When the two people, half visible in the dark, saw the black plastic rubbish bag on the side of the courtyard, it seemed that there was only one thing to do. Hands went down, grabbing the black plastic so as to free the prisoners inside.
The leader of the rebellion said, “Fly! Be free,” as the prisoners flew for a second before flopping on the ground and lying there looking wet and yellow.
Little did they know that a few days before, the rebellion had already begun in earnest when residents in the south of Moscow had confronted the kidnappers in orange — the fall killers who have been sweeping Moscow’s leaves up from the city’s grounds. After a tussle, the prisoners were freed there, too.

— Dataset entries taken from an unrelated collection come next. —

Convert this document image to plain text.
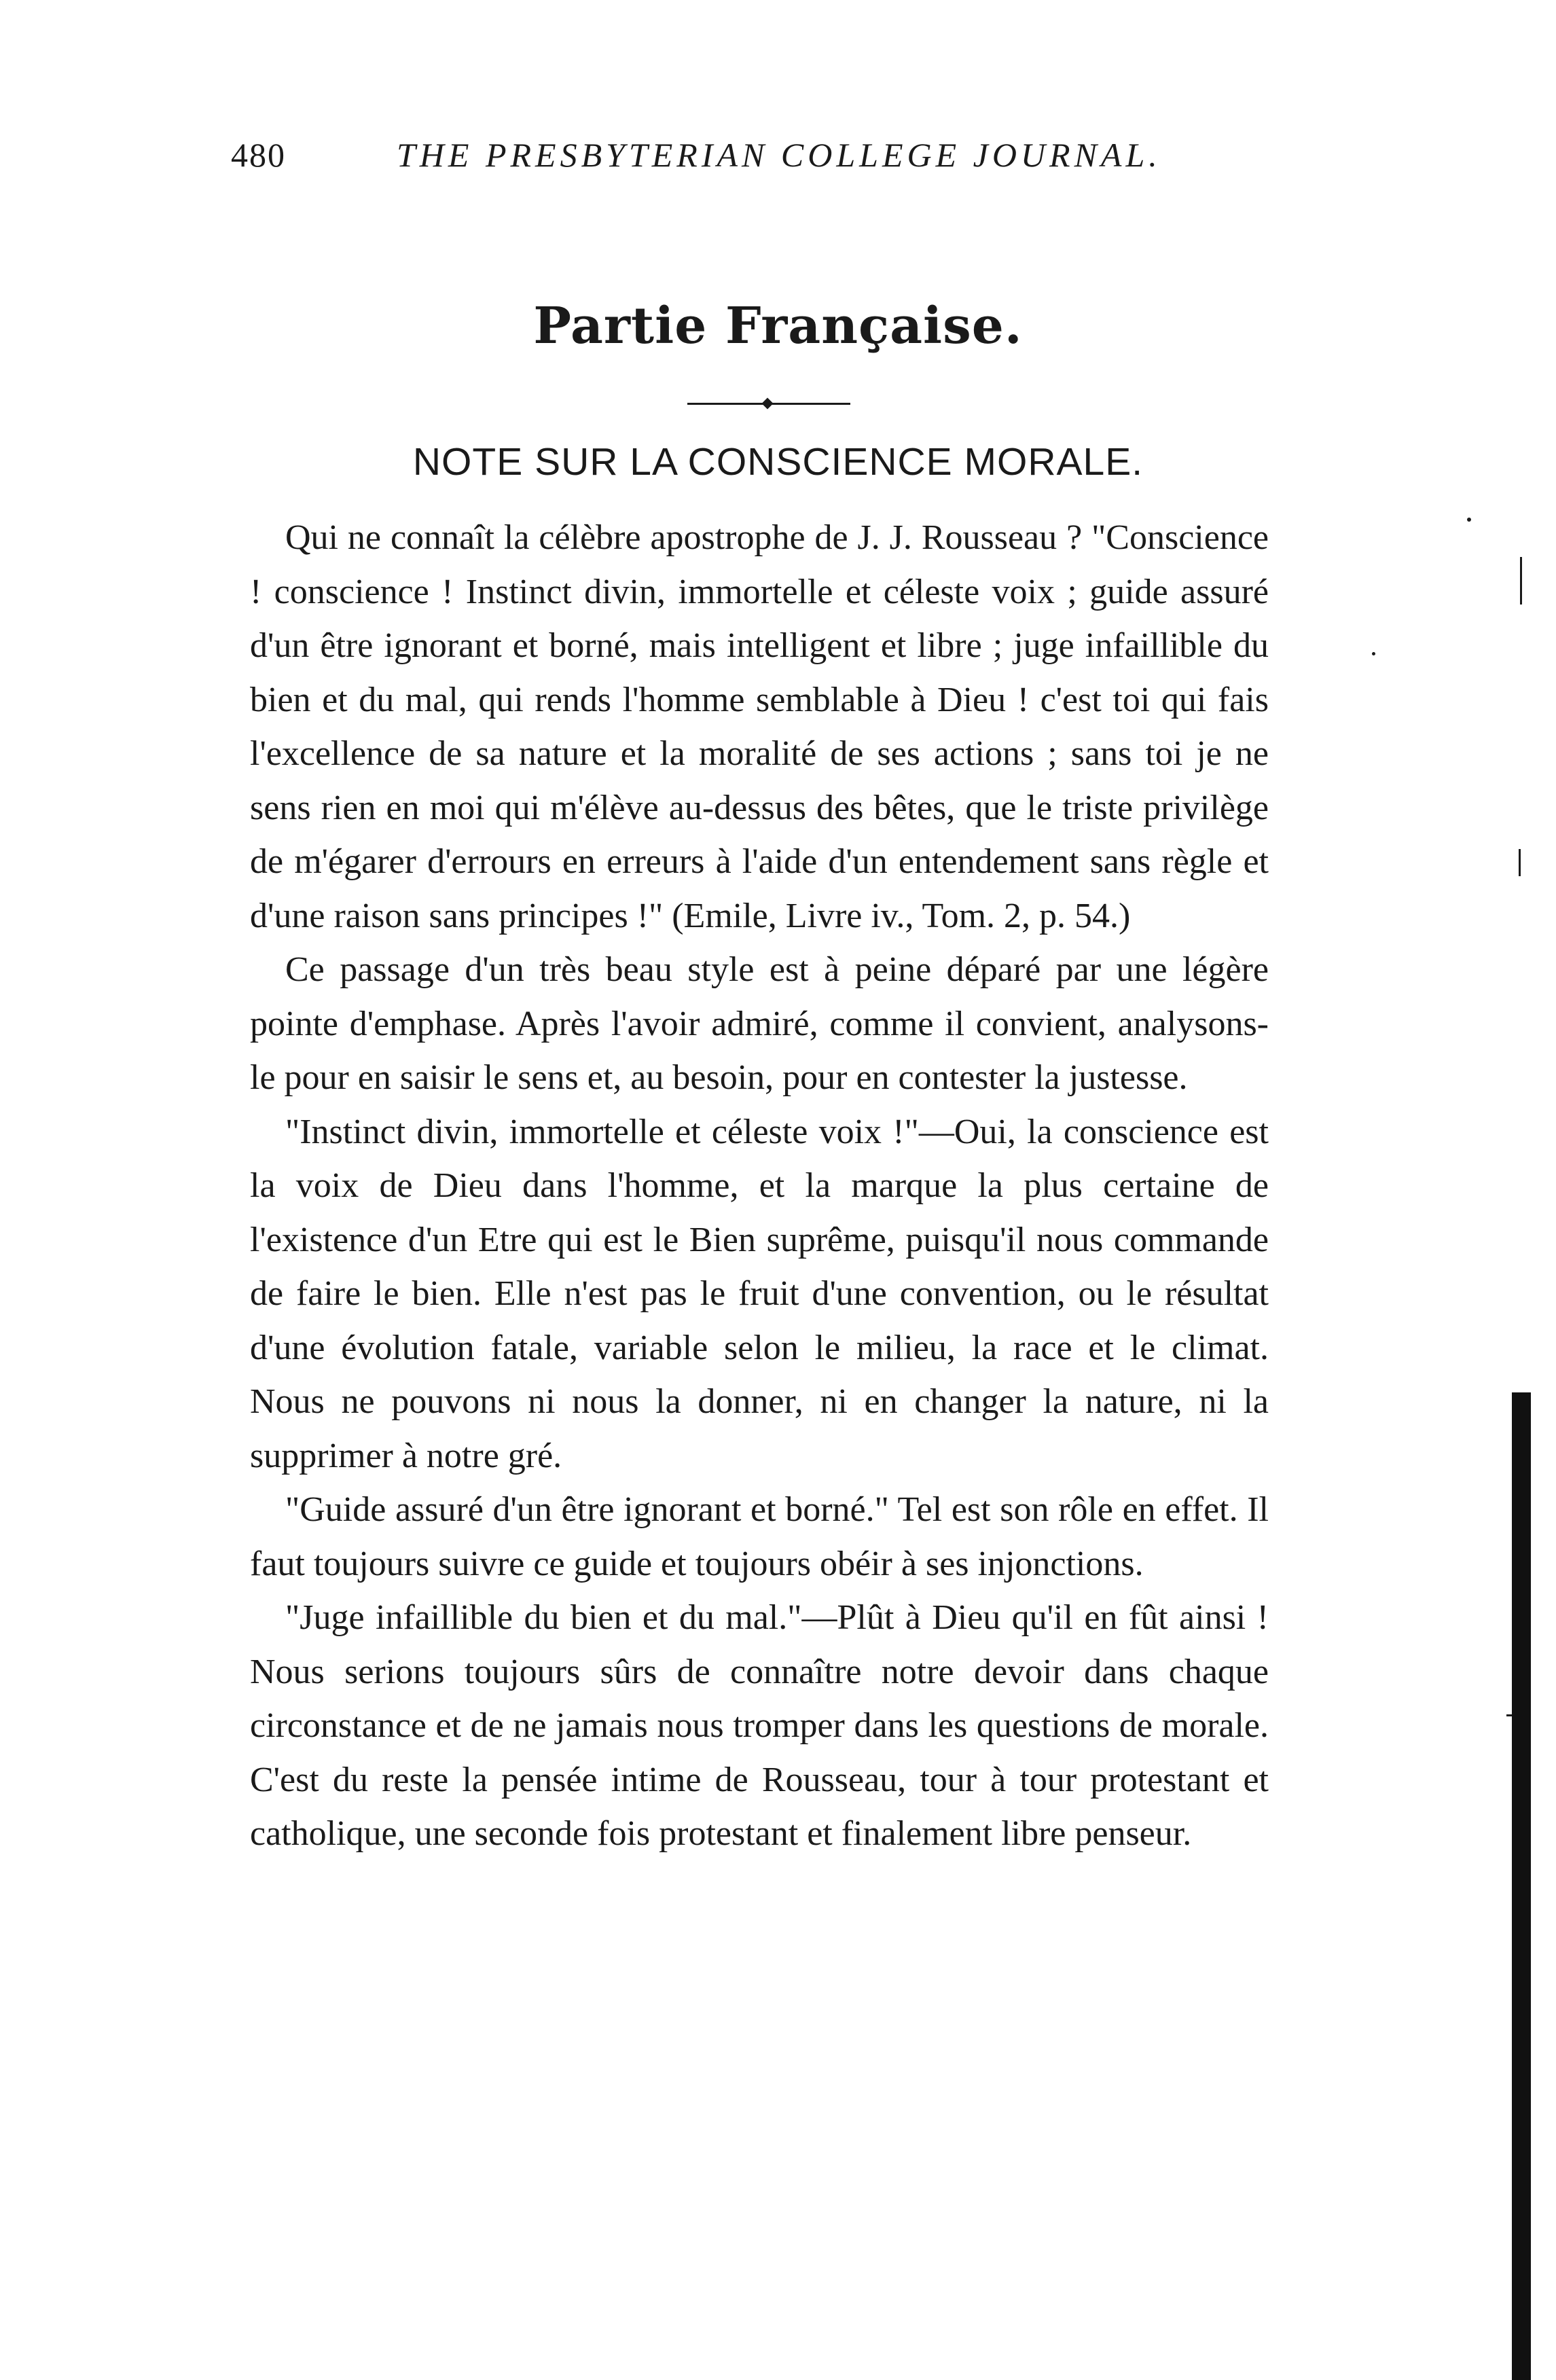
480	THE PRESBYTERIAN COLLEGE JOURNAL.
Partie Française.
NOTE SUR LA CONSCIENCE MORALE.

Qui ne connaît la célèbre apostrophe de J. J. Rousseau ? "Conscience ! conscience ! Instinct divin, immortelle et céleste voix ; guide assuré d'un être ignorant et borné, mais intelligent et libre ; juge infaillible du bien et du mal, qui rends l'homme semblable à Dieu ! c'est toi qui fais l'excellence de sa nature et la moralité de ses actions ; sans toi je ne sens rien en moi qui m'élève au-dessus des bêtes, que le triste privilège de m'égarer d'errours en erreurs à l'aide d'un entendement sans règle et d'une raison sans principes !" (Emile, Livre iv., Tom. 2, p. 54.)

Ce passage d'un très beau style est à peine déparé par une légère pointe d'emphase. Après l'avoir admiré, comme il convient, analysons-le pour en saisir le sens et, au besoin, pour en contester la justesse.

"Instinct divin, immortelle et céleste voix !"—Oui, la conscience est la voix de Dieu dans l'homme, et la marque la plus certaine de l'existence d'un Etre qui est le Bien suprême, puisqu'il nous commande de faire le bien. Elle n'est pas le fruit d'une convention, ou le résultat d'une évolution fatale, variable selon le milieu, la race et le climat. Nous ne pouvons ni nous la donner, ni en changer la nature, ni la supprimer à notre gré.

"Guide assuré d'un être ignorant et borné." Tel est son rôle en effet. Il faut toujours suivre ce guide et toujours obéir à ses injonctions.

"Juge infaillible du bien et du mal."—Plût à Dieu qu'il en fût ainsi ! Nous serions toujours sûrs de connaître notre devoir dans chaque circonstance et de ne jamais nous tromper dans les questions de morale. C'est du reste la pensée intime de Rousseau, tour à tour protestant et catholique, une seconde fois protestant et finalement libre penseur.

The saga of the missing leaves is a regular theme of Moscow falls in recent years as dvorniki sweep them up and locals grumble about being in a city where environmental awareness is being aware that you can get away with chopping down trees because of the low fines.
You can sweep away the leaves at the side of the road because they are full of bad stuff, said Vyacheslav Pankov, head of the Ecologists Guild. The exhausts of a thousand or so cars a day turns the leaves into a polluted mulch, but just a few feet away when the leaves land on Moscow’s parched soil, it is a different matter.
“You should never sweep leaves from soil because it is a precious layer,” Pankov said.
This yellow and brown layer — if things went as normal — is then covered in a layer of snow where it rots away feeding the soil with its nutrients. In turn, the trees then produce more leaves that jump to their deaths from branches the next year and the process begins again.
But recent years have seen the leaves swept away and disappear. One blogger joked that someone was paying a dollar a leaf; others looked at the spacemen backpack vacuum cleaners that adorn the yard sweepers, or the sit-down leaf cleaners that are taken out for a month or two a year and wondered if, if it were just possible — hard as it is to believe — that the city had wasted money on such fancy technical equipment not purely because of an illogical OCD worry about leaves.
Now that the secrets of the Luzhkov era are being revealed or judiciously leaked one by one, perhaps we will learn of a former city official ability to turn leaves into gold.
As the two freedom fighters walked away from the courtyard previously bald and now with a small patch of leaves in a corner, they came to the luckiest tree in the area, swamped in all the leaves taken from elsewhere.
“If only we had a shovel,” said the rebel leader.